7) We cleared off the sentence strip and started to build another sentence and repeated the steps.
Here's what our first writing samples look like:
2 comments:
This lesson is a impressive - it looks so simple, but your explanation shows the thought and planning you put in, behind it.
When you searched Flickr for photos, I hope you used advanced search for photos within the Creative Commons "Find content to modify, adapt, or build upon" photos, and gave photo credit.
I try to do a mini lesson on copyright every time we go to the Internet for images. Do you also know FlickrStorm? It's a useful way to stockpile your searches. Flickorama and findr are also fun, especially if you're using an interactive whiteboard to do the search, but you can't sort within copyright specs.
Hi KE-
Thanks for your comments. This particular strategy was a lot of fun for me to pull together because it required me to synthesize parts of strategies that were in place or that I knew about to make the lesson cohesive and relevant to my students.

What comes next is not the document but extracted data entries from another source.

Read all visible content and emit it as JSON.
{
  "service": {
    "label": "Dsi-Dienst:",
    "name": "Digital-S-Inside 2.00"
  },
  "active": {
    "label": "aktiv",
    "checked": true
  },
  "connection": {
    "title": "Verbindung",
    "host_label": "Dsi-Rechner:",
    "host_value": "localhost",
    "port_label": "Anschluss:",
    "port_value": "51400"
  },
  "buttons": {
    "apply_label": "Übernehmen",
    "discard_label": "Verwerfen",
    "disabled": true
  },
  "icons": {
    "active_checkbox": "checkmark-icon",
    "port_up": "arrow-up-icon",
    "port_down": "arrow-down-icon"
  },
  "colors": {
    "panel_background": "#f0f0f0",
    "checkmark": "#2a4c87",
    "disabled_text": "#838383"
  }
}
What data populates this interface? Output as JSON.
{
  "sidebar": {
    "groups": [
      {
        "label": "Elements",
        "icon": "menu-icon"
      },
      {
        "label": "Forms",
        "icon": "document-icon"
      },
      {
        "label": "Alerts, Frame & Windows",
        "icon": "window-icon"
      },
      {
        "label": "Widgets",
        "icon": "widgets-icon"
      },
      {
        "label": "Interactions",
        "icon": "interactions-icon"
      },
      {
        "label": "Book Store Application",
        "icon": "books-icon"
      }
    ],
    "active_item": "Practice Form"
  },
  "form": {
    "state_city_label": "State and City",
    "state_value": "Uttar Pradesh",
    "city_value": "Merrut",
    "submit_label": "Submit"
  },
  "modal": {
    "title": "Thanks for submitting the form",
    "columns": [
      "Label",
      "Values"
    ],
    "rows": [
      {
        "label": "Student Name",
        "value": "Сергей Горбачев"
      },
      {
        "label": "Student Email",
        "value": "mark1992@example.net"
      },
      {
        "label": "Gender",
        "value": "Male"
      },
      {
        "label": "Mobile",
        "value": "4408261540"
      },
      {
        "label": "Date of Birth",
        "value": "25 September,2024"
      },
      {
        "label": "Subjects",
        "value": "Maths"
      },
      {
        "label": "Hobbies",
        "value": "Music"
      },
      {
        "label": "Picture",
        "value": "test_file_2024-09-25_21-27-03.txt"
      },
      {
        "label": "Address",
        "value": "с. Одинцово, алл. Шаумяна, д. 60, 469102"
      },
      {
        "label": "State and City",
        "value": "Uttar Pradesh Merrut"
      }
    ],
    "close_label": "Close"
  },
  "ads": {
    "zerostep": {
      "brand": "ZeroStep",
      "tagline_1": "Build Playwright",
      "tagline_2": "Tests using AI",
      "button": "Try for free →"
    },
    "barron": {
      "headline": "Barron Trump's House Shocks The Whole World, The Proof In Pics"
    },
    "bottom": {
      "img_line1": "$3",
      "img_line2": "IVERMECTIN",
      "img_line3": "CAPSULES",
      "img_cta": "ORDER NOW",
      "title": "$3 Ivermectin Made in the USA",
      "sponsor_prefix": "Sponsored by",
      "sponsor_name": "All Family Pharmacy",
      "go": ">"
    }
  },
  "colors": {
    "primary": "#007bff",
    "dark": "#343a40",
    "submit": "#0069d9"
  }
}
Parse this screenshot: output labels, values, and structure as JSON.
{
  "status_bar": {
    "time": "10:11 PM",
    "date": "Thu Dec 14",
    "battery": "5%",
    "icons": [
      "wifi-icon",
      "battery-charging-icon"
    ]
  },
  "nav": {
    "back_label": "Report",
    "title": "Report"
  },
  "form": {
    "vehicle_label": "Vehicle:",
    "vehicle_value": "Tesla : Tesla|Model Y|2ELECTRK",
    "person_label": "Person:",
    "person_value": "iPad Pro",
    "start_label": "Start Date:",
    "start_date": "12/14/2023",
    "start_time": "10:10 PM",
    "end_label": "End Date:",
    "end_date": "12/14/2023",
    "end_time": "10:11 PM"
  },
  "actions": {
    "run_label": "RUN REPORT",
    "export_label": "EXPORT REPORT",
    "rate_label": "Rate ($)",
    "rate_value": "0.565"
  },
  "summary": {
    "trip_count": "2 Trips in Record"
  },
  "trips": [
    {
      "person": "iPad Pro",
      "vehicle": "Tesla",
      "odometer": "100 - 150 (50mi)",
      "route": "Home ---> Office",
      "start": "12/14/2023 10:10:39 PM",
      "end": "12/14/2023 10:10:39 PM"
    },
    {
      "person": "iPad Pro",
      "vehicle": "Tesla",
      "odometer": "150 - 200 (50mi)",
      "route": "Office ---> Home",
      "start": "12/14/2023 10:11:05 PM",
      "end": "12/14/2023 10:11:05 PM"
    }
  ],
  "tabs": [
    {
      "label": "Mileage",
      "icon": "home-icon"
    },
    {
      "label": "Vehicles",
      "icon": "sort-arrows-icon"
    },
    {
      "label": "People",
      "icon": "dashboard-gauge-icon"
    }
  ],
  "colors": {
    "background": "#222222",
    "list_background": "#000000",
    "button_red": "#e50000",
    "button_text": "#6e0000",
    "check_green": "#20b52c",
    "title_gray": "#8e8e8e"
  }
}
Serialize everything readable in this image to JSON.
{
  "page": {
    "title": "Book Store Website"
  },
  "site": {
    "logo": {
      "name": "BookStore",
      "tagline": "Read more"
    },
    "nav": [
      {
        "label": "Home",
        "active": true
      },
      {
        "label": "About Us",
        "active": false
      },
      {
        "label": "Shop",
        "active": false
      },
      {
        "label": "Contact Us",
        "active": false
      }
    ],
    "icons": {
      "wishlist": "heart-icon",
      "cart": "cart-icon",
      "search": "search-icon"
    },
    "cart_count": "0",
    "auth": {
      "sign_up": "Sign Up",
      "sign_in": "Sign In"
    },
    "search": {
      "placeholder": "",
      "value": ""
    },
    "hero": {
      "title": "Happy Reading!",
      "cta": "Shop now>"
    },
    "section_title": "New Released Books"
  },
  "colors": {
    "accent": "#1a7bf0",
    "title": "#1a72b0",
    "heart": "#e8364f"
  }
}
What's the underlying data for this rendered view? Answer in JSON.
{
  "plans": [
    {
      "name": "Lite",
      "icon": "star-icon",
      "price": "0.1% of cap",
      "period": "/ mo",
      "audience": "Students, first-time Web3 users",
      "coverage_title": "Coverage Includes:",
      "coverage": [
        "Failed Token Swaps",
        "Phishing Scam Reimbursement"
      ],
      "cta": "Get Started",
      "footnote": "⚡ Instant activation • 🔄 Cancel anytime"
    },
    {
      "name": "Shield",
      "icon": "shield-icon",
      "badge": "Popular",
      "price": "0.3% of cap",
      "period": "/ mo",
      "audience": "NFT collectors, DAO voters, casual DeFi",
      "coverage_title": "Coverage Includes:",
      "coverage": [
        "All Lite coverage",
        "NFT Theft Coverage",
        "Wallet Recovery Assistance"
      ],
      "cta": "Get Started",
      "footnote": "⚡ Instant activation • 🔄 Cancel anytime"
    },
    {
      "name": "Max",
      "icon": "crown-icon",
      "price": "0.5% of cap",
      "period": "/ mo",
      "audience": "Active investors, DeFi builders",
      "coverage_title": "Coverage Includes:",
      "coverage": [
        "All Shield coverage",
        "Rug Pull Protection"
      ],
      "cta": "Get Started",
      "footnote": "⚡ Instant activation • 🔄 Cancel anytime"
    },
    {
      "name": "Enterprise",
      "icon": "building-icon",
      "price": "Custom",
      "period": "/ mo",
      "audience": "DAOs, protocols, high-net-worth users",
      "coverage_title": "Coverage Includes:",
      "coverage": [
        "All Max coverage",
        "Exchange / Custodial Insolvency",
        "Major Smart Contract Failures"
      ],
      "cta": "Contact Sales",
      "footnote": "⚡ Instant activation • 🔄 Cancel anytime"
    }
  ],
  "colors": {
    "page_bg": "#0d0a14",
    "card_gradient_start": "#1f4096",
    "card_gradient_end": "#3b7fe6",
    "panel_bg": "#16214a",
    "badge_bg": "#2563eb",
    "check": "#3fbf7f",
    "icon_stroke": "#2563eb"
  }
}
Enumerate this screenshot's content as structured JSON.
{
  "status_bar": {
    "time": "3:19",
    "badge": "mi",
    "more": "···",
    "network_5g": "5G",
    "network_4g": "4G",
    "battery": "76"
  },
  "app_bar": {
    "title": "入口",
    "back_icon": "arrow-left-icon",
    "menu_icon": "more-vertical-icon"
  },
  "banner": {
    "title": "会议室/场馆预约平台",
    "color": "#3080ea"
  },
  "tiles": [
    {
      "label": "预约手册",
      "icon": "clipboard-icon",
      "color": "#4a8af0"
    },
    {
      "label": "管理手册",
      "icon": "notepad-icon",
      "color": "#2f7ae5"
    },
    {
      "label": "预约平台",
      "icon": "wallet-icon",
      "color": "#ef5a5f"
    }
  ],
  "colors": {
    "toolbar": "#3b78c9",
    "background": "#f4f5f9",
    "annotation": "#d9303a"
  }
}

I will have to check out the other links you included....I haven't explored them. I have an ActiveBoard in my classroom, so they could prove to be very fun for us.
Yikes! I did not give photo credit. Is there a standard way on blogs that is used? I did use the Flickr Creative Commons and the "find content to modify, etc." I will check out some of my favorite blogs and see how they give photo credit, but would appreciate any other input, too.